Dr. Mona Hanna-Attisha, a pediatrician at Flint’s Hurley Medical Center, was seeing children with hair loss and rashes, and their concerned parents. By comparing Medicaid-required lead levels in children taken before the water switch and after, she was able to show that lead levels in children’s blood had doubled and even tripled. The state attacked her results for a week before admitting she was right. Then the state started handing out filters and bottled water, but 18 months of lead exposure had already affected children in ways that may not be known for years. (See Sara Ganim and Linh Tran, “How Tap Water Became Toxic in Flint, Michigan,” CNN, January 13, 2016, https://www.cnn.com/2016/01/11/health/toxic-tap-water-flint-michigan/index.html)

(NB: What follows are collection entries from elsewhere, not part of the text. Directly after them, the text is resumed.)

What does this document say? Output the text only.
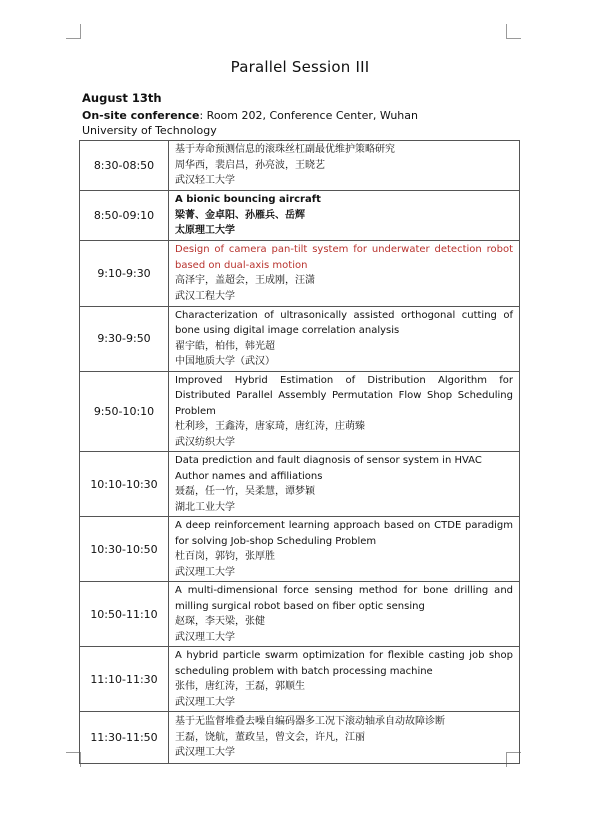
Parallel Session III
August 13th
On-site conference: Room 202, Conference Center, Wuhan University of Technology
8:30-08:50	基于寿命预测信息的滚珠丝杠副最优维护策略研究
周华西，裴启昌，孙亮波，王晓艺
武汉轻工大学

8:50-09:10	A bionic bouncing aircraft
梁菁、金卓阳、孙雁兵、岳辉
太原理工大学

9:10-9:30	Design of camera pan-tilt system for underwater detection robot based on dual-axis motion
高泽宇，盖超会，王成刚，汪潇
武汉工程大学

9:30-9:50	Characterization of ultrasonically assisted orthogonal cutting of bone using digital image correlation analysis
翟宇皓，柏伟，韩光超
中国地质大学（武汉）

9:50-10:10	Improved Hybrid Estimation of Distribution Algorithm for Distributed Parallel Assembly Permutation Flow Shop Scheduling Problem
杜利珍，王鑫涛，唐家琦，唐红涛，庄萌臻
武汉纺织大学

10:10-10:30	Data prediction and fault diagnosis of sensor system in HVAC
Author names and affiliations
聂磊，任一竹，吴柔慧，谭梦颖
湖北工业大学

10:30-10:50	A deep reinforcement learning approach based on CTDE paradigm for solving Job-shop Scheduling Problem
杜百岗，郭钧，张厚胜
武汉理工大学

10:50-11:10	A multi-dimensional force sensing method for bone drilling and milling surgical robot based on fiber optic sensing
赵琛，李天梁，张健
武汉理工大学

11:10-11:30	A hybrid particle swarm optimization for flexible casting job shop scheduling problem with batch processing machine
张伟，唐红涛，王磊，郭顺生
武汉理工大学

11:30-11:50	基于无监督堆叠去噪自编码器多工况下滚动轴承自动故障诊断
王磊，饶航，董政呈，曾文会，许凡，江丽
武汉理工大学
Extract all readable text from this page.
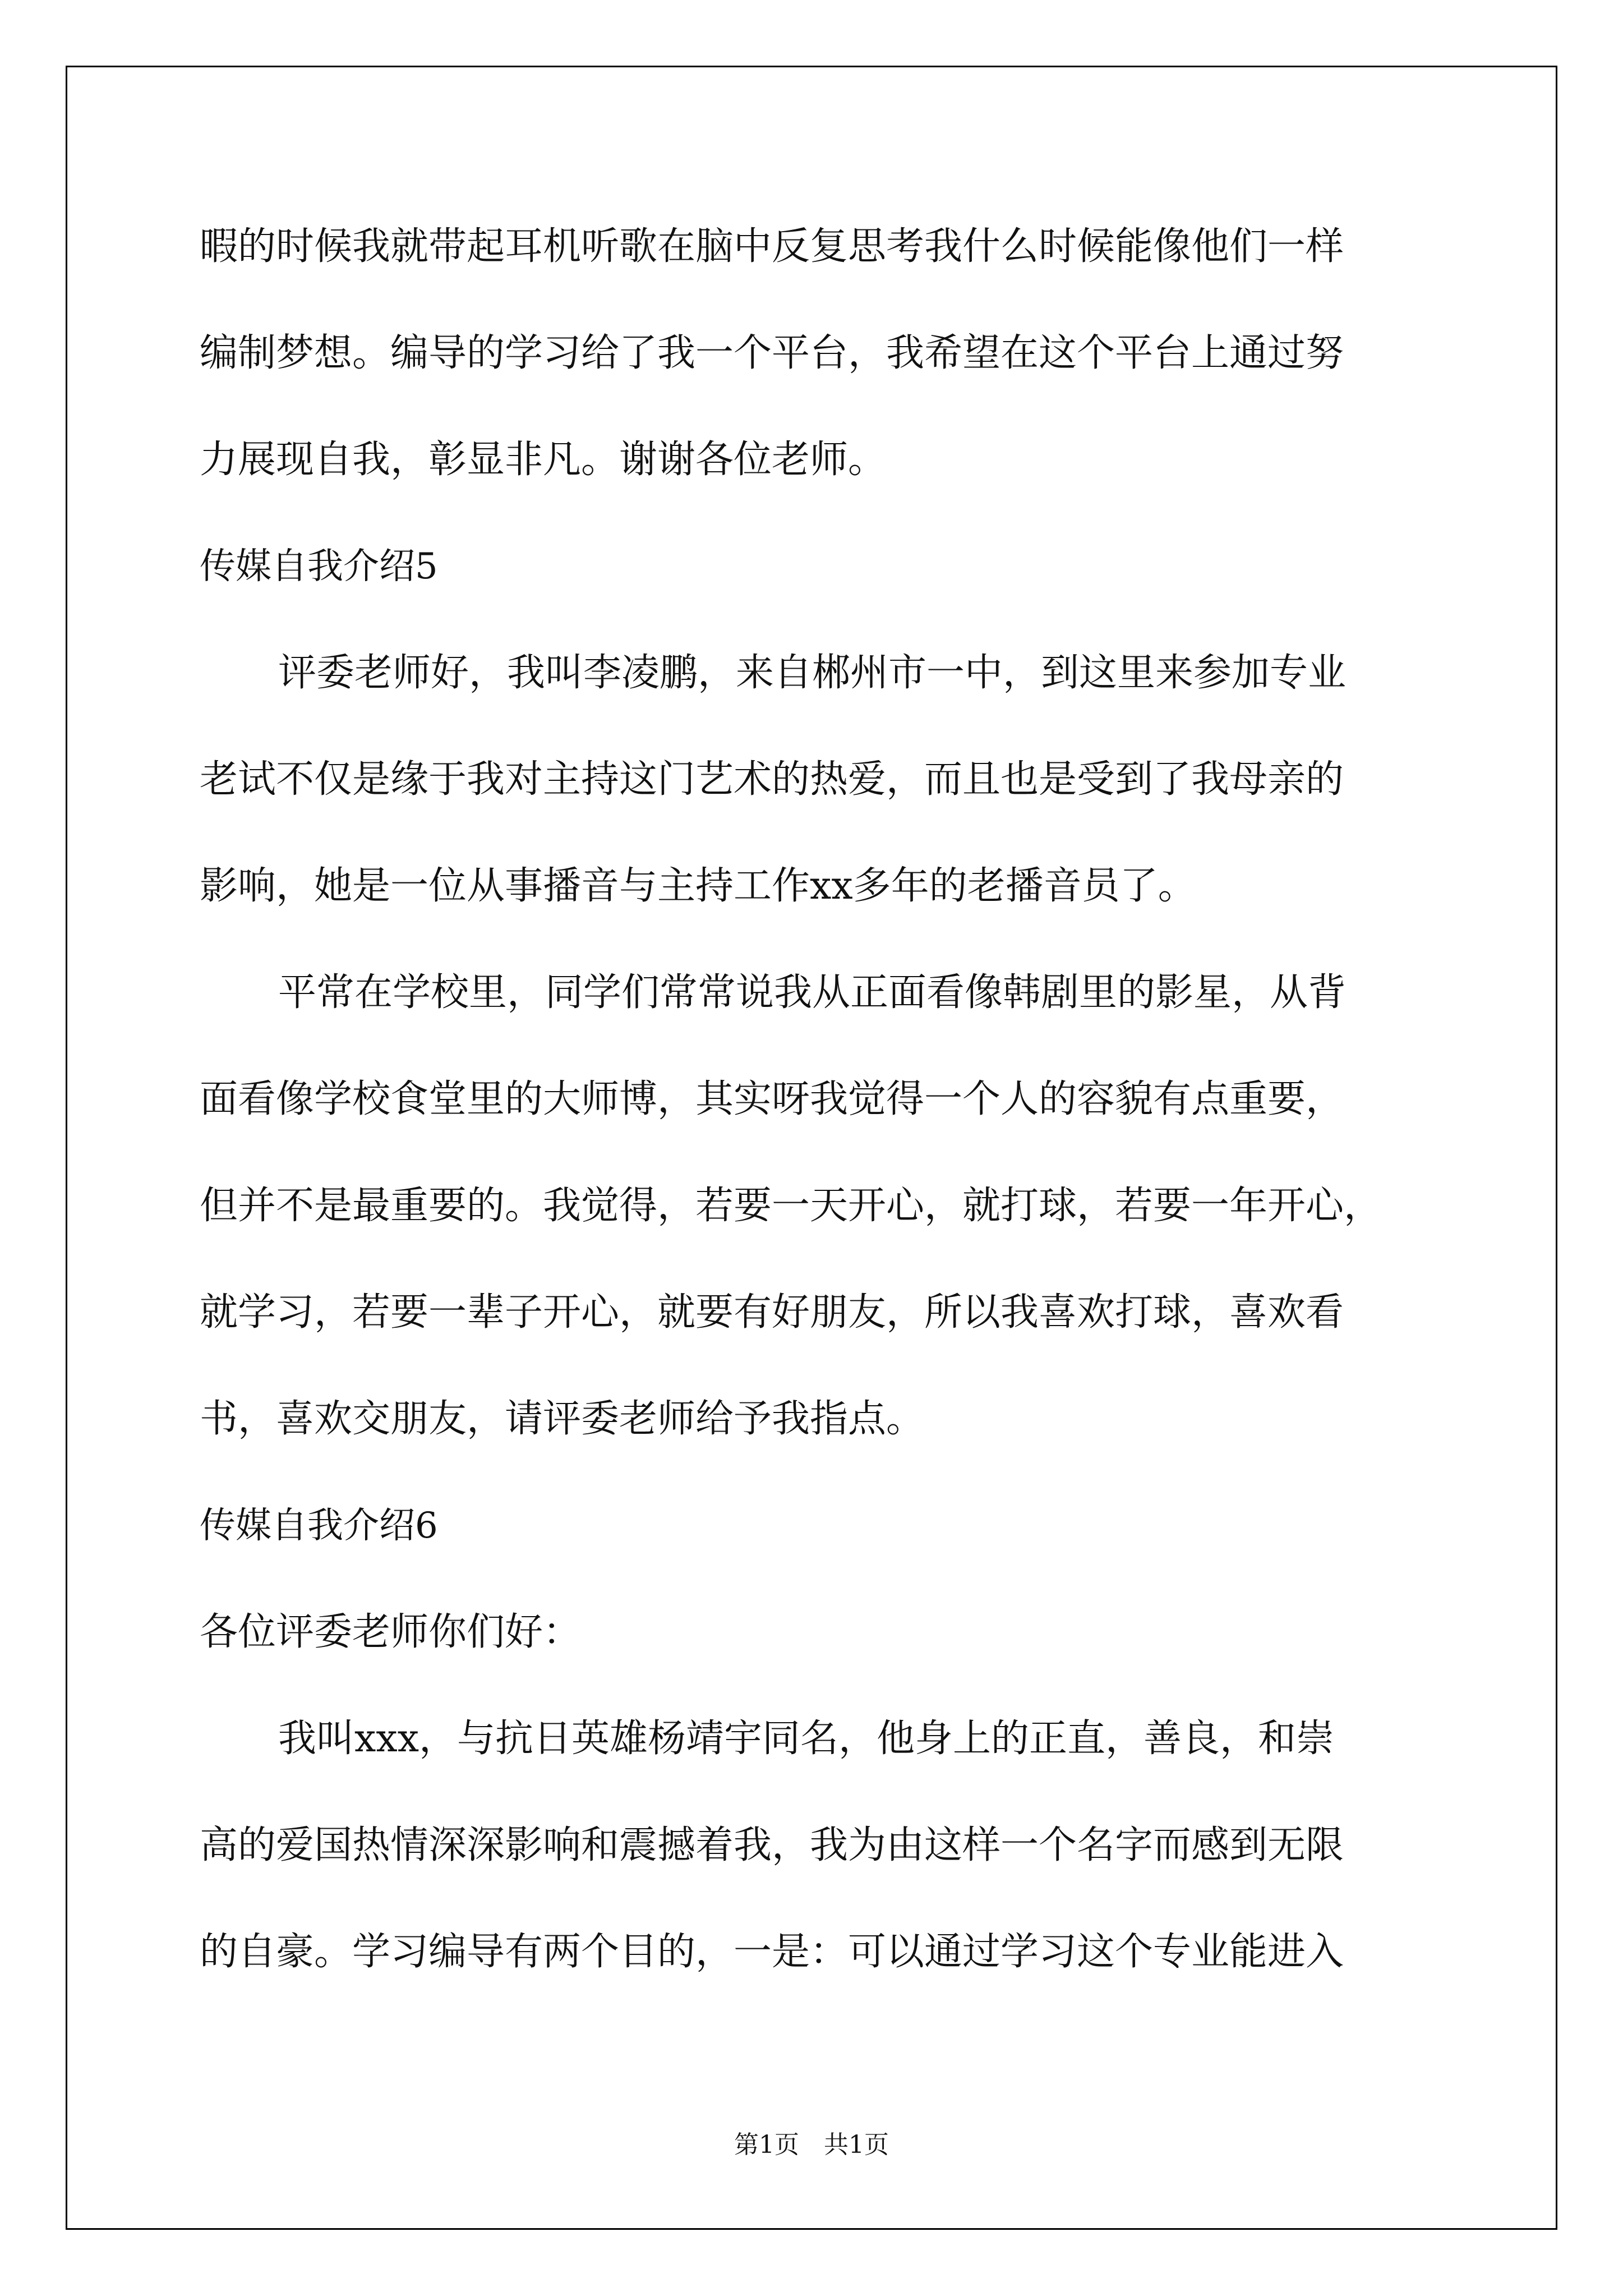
暇的时候我就带起耳机听歌在脑中反复思考我什么时候能像他们一样
编制梦想。编导的学习给了我一个平台，我希望在这个平台上通过努
力展现自我，彰显非凡。谢谢各位老师。
传媒自我介绍5
评委老师好，我叫李凌鹏，来自郴州市一中，到这里来参加专业
老试不仅是缘于我对主持这门艺术的热爱，而且也是受到了我母亲的
影响，她是一位从事播音与主持工作xx多年的老播音员了。
平常在学校里，同学们常常说我从正面看像韩剧里的影星，从背
面看像学校食堂里的大师博，其实呀我觉得一个人的容貌有点重要，
但并不是最重要的。我觉得，若要一天开心，就打球，若要一年开心，
就学习，若要一辈子开心，就要有好朋友，所以我喜欢打球，喜欢看
书，喜欢交朋友，请评委老师给予我指点。
传媒自我介绍6
各位评委老师你们好：
我叫xxx，与抗日英雄杨靖宇同名，他身上的正直，善良，和崇
高的爱国热情深深影响和震撼着我，我为由这样一个名字而感到无限
的自豪。学习编导有两个目的，一是：可以通过学习这个专业能进入
第1页 共1页
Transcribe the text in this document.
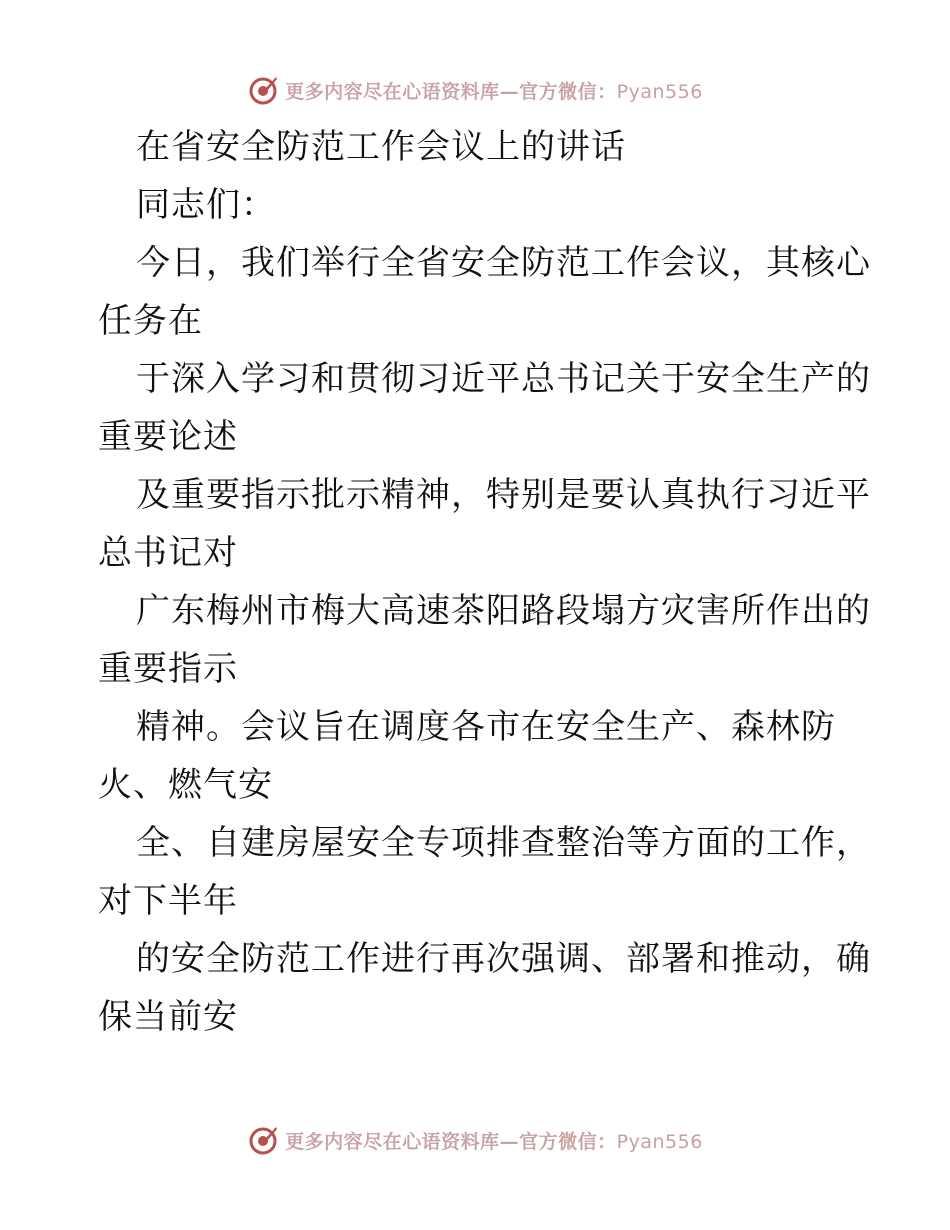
更多内容尽在心语资料库—官方微信：Pyan556
在省安全防范工作会议上的讲话
同志们：
今日，我们举行全省安全防范工作会议，其核心
任务在
于深入学习和贯彻习近平总书记关于安全生产的
重要论述
及重要指示批示精神，特别是要认真执行习近平
总书记对
广东梅州市梅大高速茶阳路段塌方灾害所作出的
重要指示
精神。会议旨在调度各市在安全生产、森林防
火、燃气安
全、自建房屋安全专项排查整治等方面的工作，
对下半年
的安全防范工作进行再次强调、部署和推动，确
保当前安
更多内容尽在心语资料库—官方微信：Pyan556
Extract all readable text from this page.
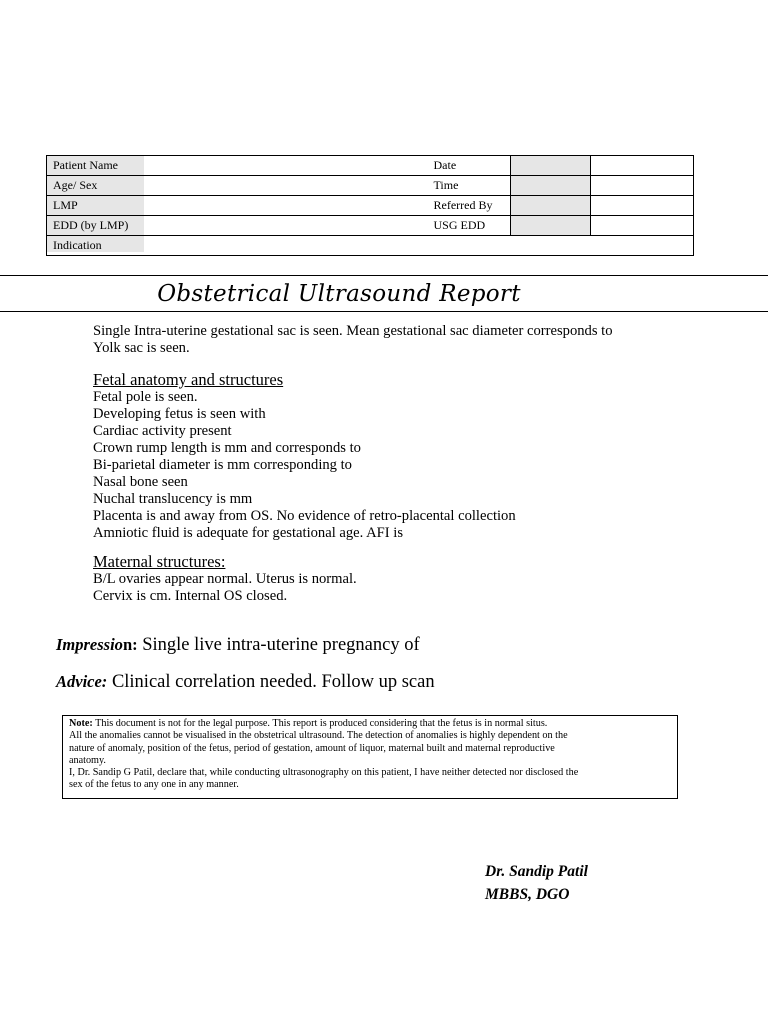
Patient Name		Date		
Age/ Sex		Time		
LMP		Referred By		
EDD (by LMP)		USG EDD		
Indication				
Obstetrical Ultrasound Report
Single Intra-uterine gestational sac is seen. Mean gestational sac diameter corresponds to
Yolk sac is seen.
Fetal anatomy and structures
Fetal pole is seen.
Developing fetus is seen with
Cardiac activity present
Crown rump length is mm and corresponds to
Bi-parietal diameter is mm corresponding to
Nasal bone seen
Nuchal translucency is mm
Placenta is and away from OS. No evidence of retro-placental collection
Amniotic fluid is adequate for gestational age. AFI is
Maternal structures:
B/L ovaries appear normal. Uterus is normal.
Cervix is cm. Internal OS closed.
Impression: Single live intra-uterine pregnancy of
Advice: Clinical correlation needed. Follow up scan
Note: This document is not for the legal purpose. This report is produced considering that the fetus is in normal situs.
All the anomalies cannot be visualised in the obstetrical ultrasound. The detection of anomalies is highly dependent on the
nature of anomaly, position of the fetus, period of gestation, amount of liquor, maternal built and maternal reproductive
anatomy.
I, Dr. Sandip G Patil, declare that, while conducting ultrasonography on this patient, I have neither detected nor disclosed the
sex of the fetus to any one in any manner.
Dr. Sandip Patil
MBBS, DGO
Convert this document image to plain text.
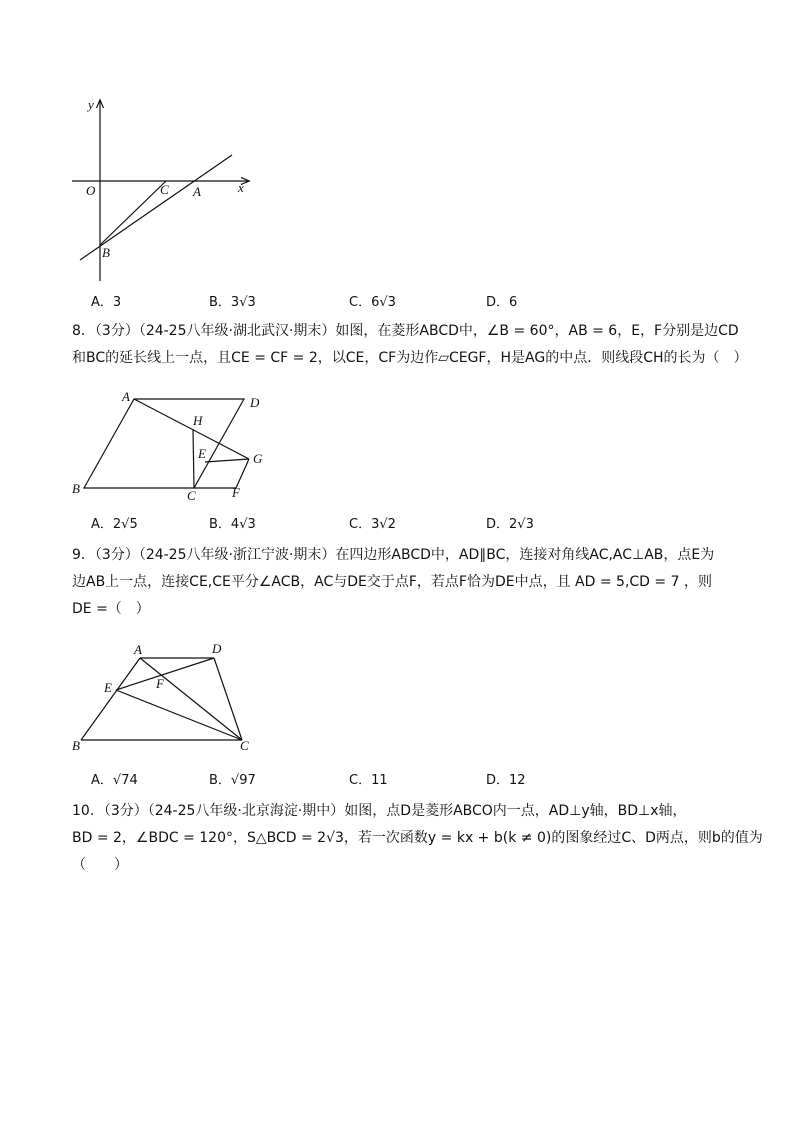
y
x
O	C A
B
A．3	B．3√3	C．6√3	D．6
8．（3分）（24-25八年级·湖北武汉·期末）如图，在菱形ABCD中，∠B = 60°，AB = 6，E，F分别是边CD
和BC的延长线上一点，且CE = CF = 2，以CE，CF为边作▱CEGF，H是AG的中点．则线段CH的长为（　）
A	D
H
E	G
B	C	F
A．2√5	B．4√3	C．3√2	D．2√3
9．（3分）（24-25八年级·浙江宁波·期末）在四边形ABCD中，AD∥BC，连接对角线AC,AC⊥AB，点E为
边AB上一点，连接CE,CE平分∠ACB，AC与DE交于点F，若点F恰为DE中点，且 AD = 5,CD = 7 ，则
DE =（　）
A	D
E	F
B	C
A．√74	B．√97	C．11	D．12
10．（3分）（24-25八年级·北京海淀·期中）如图，点D是菱形ABCO内一点，AD⊥y轴，BD⊥x轴，
BD = 2，∠BDC = 120°，S△BCD = 2√3，若一次函数y = kx + b(k ≠ 0)的图象经过C、D两点，则b的值为
（　　）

Dr. Mona, as she is called, wrote an excellent book about the water crisis in Flint and the investigation to uncover it, What the Eyes Don’t See: A Story of Crisis, Resistance, and Hope in an American City (New York: One World, 2018). One infuriating thing is that the problem probably would have been addressed sooner, or not come about at all, in a majority-white, affluent Michigan city such as Ann Arbor or Grosse Pointe. Another infuriating thing is that the officials in Flint, and to a much lesser extent the officials in Sandy, seemed more interested in covering up mistakes and saving money, and avoiding public panic (even though it was time for intense concern), than in saving families and children from drinking water contaminated with lead.
One lesson from these types of events is that those in responsible positions must concern themselves more with taking care of the people who trusted them than with hiding their own mistakes, keeping up appearances, or saving money at the people’s expense. It is all a matter of asking, “What would I want for myself and my family?” It’s the Golden Rule: “Whatsoever ye would that man should do to you, do ye even so to them” (Matthew 7:12).